İstancool festivalinin şüphesiz en ilgi çekici katılımcıları arasında Amerikalı sanatçı Peter Beard ve Etiyopyalı top model Liye Kebede vardı. Moderatörlüğünü Ertuğrul Özkök’ün yaptığı paneli, Sinem Yörük izledi.
Peter Beard ve Liya Kebede konuşmasının moderatörlüğünü yapan Ertuğrul Özkök çok yaşasın.
Doğrusu akıllara durgunluk verici bir performans sergiledi.

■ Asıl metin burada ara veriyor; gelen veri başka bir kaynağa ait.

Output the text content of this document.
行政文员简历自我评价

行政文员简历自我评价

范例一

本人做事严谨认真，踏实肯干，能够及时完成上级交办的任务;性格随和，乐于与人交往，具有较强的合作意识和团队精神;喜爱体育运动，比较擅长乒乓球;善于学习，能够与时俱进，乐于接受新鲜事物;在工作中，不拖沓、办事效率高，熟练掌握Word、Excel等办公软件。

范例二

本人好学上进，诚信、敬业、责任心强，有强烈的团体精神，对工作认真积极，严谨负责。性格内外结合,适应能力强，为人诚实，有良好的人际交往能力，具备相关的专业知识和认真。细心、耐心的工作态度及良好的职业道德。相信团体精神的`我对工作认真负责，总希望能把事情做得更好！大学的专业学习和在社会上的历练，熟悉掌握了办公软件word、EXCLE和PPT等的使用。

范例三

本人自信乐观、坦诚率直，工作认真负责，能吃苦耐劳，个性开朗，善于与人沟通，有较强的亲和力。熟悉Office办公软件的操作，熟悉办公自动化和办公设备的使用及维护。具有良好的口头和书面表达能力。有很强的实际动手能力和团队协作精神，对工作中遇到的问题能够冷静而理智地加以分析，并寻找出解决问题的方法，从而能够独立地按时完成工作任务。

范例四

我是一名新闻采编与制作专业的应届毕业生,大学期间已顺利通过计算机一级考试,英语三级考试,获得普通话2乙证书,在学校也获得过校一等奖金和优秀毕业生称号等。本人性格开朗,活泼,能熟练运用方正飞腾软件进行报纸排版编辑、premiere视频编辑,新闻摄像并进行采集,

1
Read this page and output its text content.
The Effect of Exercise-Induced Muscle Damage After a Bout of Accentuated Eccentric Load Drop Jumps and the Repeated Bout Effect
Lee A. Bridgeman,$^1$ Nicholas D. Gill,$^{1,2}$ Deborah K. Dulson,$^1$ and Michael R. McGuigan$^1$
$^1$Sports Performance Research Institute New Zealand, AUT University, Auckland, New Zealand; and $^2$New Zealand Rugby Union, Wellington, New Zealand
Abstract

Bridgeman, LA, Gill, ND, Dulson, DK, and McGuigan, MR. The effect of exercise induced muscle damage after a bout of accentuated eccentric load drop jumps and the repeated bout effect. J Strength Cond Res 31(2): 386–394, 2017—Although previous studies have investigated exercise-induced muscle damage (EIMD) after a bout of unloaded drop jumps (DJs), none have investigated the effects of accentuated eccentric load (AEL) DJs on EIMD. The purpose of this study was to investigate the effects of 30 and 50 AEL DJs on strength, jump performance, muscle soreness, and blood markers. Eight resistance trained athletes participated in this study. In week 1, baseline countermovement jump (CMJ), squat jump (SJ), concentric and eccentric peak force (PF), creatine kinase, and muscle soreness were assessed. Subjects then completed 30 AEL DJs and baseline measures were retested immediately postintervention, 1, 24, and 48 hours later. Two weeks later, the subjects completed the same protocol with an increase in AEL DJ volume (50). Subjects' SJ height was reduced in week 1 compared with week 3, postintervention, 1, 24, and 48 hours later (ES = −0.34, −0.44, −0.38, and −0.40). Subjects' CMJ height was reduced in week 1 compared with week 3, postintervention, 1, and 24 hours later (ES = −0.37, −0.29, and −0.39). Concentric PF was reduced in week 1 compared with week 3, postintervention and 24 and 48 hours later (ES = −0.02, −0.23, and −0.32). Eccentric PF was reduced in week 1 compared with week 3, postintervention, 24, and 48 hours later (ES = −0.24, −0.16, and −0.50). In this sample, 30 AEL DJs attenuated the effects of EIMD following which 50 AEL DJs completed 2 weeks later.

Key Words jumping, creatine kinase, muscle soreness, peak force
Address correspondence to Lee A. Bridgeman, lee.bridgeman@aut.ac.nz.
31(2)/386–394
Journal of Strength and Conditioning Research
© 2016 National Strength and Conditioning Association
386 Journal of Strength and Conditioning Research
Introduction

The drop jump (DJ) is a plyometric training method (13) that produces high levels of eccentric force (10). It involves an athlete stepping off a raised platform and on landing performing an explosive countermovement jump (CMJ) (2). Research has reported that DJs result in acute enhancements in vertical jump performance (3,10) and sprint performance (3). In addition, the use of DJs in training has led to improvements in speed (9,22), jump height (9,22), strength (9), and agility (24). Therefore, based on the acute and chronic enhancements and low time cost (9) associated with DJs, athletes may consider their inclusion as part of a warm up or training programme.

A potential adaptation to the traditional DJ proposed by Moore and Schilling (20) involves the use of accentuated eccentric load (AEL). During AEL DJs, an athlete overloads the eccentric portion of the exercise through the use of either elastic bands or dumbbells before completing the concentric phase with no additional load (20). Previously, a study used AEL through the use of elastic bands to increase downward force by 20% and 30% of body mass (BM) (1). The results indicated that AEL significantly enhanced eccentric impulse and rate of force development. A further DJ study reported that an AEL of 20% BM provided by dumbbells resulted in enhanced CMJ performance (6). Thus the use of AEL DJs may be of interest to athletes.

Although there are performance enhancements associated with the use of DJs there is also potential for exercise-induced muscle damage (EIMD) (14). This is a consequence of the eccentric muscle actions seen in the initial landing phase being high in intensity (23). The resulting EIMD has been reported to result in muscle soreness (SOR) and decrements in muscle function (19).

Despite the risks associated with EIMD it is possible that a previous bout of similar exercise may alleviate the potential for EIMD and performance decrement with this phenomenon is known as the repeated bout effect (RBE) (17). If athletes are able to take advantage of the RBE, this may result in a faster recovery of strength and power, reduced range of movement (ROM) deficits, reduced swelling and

Konuşmayı “bazı insanlar vardır şanslı doğar belki şanssız olabilir bazıları şanssız doğup şanslı olur” diyerek açtı. Böylelikle solunda oturan Beard için ‘zengin doğan şanslı adam’ demiş oldu.
Ve “senden nefret ediyorum” diyerek söze başladı. Çünkü Beard çok yakışıklıydı. Zengindi. Hayatında birçok güzel kadınla birlikte olmuştu. Arkadaşları The Rolling Stones, Truman Capote, Francis Bacon’dı.
Ondan nefret eden ve onunla ilgili her türlü magazin bilgiye sahip ve tamamen bunlarla ilgili konuşma heveslisi moderatörüne rağmen Beard stilini konuşma boyunca hiç bozmayacaktı. İlk kez 1955 senesinde Kenya’ya gidişinin öyküsünü anlattı. Nedenini hayvanlarla daha yakın olabilmek, onları anlamak ve New York’un tüketim halinden uzaklaşmak olarak özetledi. Bunun üzerine Özkök, ‘ben de gittim Afrika’ya’, “peki son zamanlarda tekrar gittin mi” diye hayatının yarısını orada geçiren Beard’i bir kez daha sorularıyla şaşırtmayı başardı.
Sanatçı bana kalırsa büyük bir sarkazmla “zaten buraya oradan geldim” dedi.
Ve Beard gezegenimizle ilgili ekolojik kaygılarından bahsetmeye koyuldu. İlk kez Kenya’ya gittiğinde nüfusun 500 bin, şimdiyse 40 milyon olduğuna dikkat çeken Beard, fillerin davranışlarının insanoğluna benzediğini, yıllar içinde ağaçlardan beslenen fillerin artık tüketecek ağaç bulamadığını dolayısıyla nesillerinin tükendiğini ifade etti. İnsanların da durumu tamamen böyleydi.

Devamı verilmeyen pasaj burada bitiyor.